O advogado Cleber Lopes, responsável pela defesa do ex-presidente do Banco de Brasília (BRB), Paulo Henrique Costa, declarou que o executivo, detido na manhã desta quinta-feira (16), “não cometeu crime algum” e classificou a prisão como “desnecessária”.

Em conversa com jornalistas nesta manhã, o defensor informou que irá avaliar a decisão do ministro André Mendonça, do Supremo Tribunal Federal (STF), que autorizou a nova etapa da Operação Compliance Zero, além dos documentos da Polícia Federal que apontam a negociação de seis imóveis, avaliados em R$ 146,5 milhões, ligados a supostas propinas pagas pelo Banco Master a Paulo Henrique Costa.

Foto: Agência CLDFPaulo Henrique Costa é preso
Paulo Henrique Costa é preso

“A defesa considera, em um primeiro momento, a prisão absolutamente desnecessária. Mas, em respeito ao ministro André Mendonça (STF), a defesa não vai fazer outras considerações acerca da decisão tomada, até que possa examiná-la com mais calma e possa tomar uma providência nos próprios autos”, explicou.

De acordo com Cleber Lopes, não existem evidências de crime envolvendo o ex-presidente do BRB. “Eu continuo convencido, o Paulo Henrique Costa continua convencido. Vamos examinar. A defesa continua firme na convicção de que o Paulo Henrique Costa não cometeu crime algum”, ressaltou.

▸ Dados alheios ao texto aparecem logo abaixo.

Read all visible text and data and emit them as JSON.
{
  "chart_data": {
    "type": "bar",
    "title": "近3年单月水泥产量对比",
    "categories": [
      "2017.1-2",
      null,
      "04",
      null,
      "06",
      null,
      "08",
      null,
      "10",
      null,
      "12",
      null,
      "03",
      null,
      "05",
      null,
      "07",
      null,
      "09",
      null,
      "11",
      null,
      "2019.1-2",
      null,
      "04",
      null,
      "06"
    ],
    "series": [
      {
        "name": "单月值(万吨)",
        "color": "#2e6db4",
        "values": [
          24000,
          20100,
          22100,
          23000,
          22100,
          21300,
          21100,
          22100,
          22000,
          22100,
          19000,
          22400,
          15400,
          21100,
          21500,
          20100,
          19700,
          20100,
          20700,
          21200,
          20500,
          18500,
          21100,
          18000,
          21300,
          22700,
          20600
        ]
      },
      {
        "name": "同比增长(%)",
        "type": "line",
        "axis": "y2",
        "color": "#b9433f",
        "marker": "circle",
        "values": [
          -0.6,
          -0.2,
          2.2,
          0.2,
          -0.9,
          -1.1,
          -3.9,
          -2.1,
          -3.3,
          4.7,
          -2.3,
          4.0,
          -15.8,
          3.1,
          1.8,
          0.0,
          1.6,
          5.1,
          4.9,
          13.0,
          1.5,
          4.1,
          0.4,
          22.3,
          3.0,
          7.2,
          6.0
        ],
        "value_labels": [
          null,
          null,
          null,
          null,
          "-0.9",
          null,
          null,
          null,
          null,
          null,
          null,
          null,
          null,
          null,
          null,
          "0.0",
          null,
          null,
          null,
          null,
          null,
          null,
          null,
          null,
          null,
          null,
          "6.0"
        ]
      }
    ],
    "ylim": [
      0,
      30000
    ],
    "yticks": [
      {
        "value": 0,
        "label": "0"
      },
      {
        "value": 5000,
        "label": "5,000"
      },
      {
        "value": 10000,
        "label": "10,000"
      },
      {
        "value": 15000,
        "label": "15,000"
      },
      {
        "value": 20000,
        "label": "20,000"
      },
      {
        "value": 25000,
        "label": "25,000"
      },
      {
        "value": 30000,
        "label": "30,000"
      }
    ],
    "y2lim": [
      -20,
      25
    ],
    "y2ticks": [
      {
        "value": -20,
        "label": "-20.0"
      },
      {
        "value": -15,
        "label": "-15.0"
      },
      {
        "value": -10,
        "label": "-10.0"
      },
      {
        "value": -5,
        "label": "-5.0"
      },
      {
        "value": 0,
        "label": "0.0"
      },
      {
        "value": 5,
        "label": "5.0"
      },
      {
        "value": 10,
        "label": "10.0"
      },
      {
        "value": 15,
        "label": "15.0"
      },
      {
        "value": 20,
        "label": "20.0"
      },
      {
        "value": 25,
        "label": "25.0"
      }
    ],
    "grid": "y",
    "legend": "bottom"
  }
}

O advogado também afirmou que aguarda a manifestação de outros ministros da Corte sobre a continuidade da prisão.

“Normalmente, nesses casos, os ministros levam a decisão a referendo da própria Turma. Então, a Turma terá a oportunidade de examinar os fundamentos da própria prisão”, concluiu.

Paulo Henrique Costa foi preso pela Polícia Federal em Brasília nesta quinta-feira (16), durante mais uma fase da Operação Compliance Zero. O advogado Daniel Monteiro, que teria atuado em negociações do Banco Master com o BRB, também foi detido, em São Paulo.

O ex-presidente do BRB deve ser encaminhado ao Complexo Penitenciário da Papuda, na capital federal.

Segundo as apurações, o executivo teria deixado de seguir normas de governança e autorizado operações com a instituição financeira ligada a Daniel Vorcaro sem lastro, ou seja, sem garantias ou suporte necessário para concessão de crédito.

A Polícia Federal identificou a negociação de seis imóveis, no valor total de R$ 146,5 milhões, que seriam parte de supostas vantagens indevidas pagas pelo Banco Master a Paulo Henrique Costa.

Informações iniciais divulgadas pelo portal Metrópoles indicam que quatro dos imóveis estão localizados em São Paulo e dois em Brasília. O ex-presidente do BRB é investigado por suspeita de corrupção passiva e lavagem de dinheiro, em um esquema que envolveria valores recebidos do banco para viabilizar a aprovação de carteiras consideradas fraudulentas.

Os investigadores reforçam que o executivo teria ignorado práticas de governança ao permitir operações sem respaldo adequado, isto é, sem garantias que sustentassem a liberação de crédito.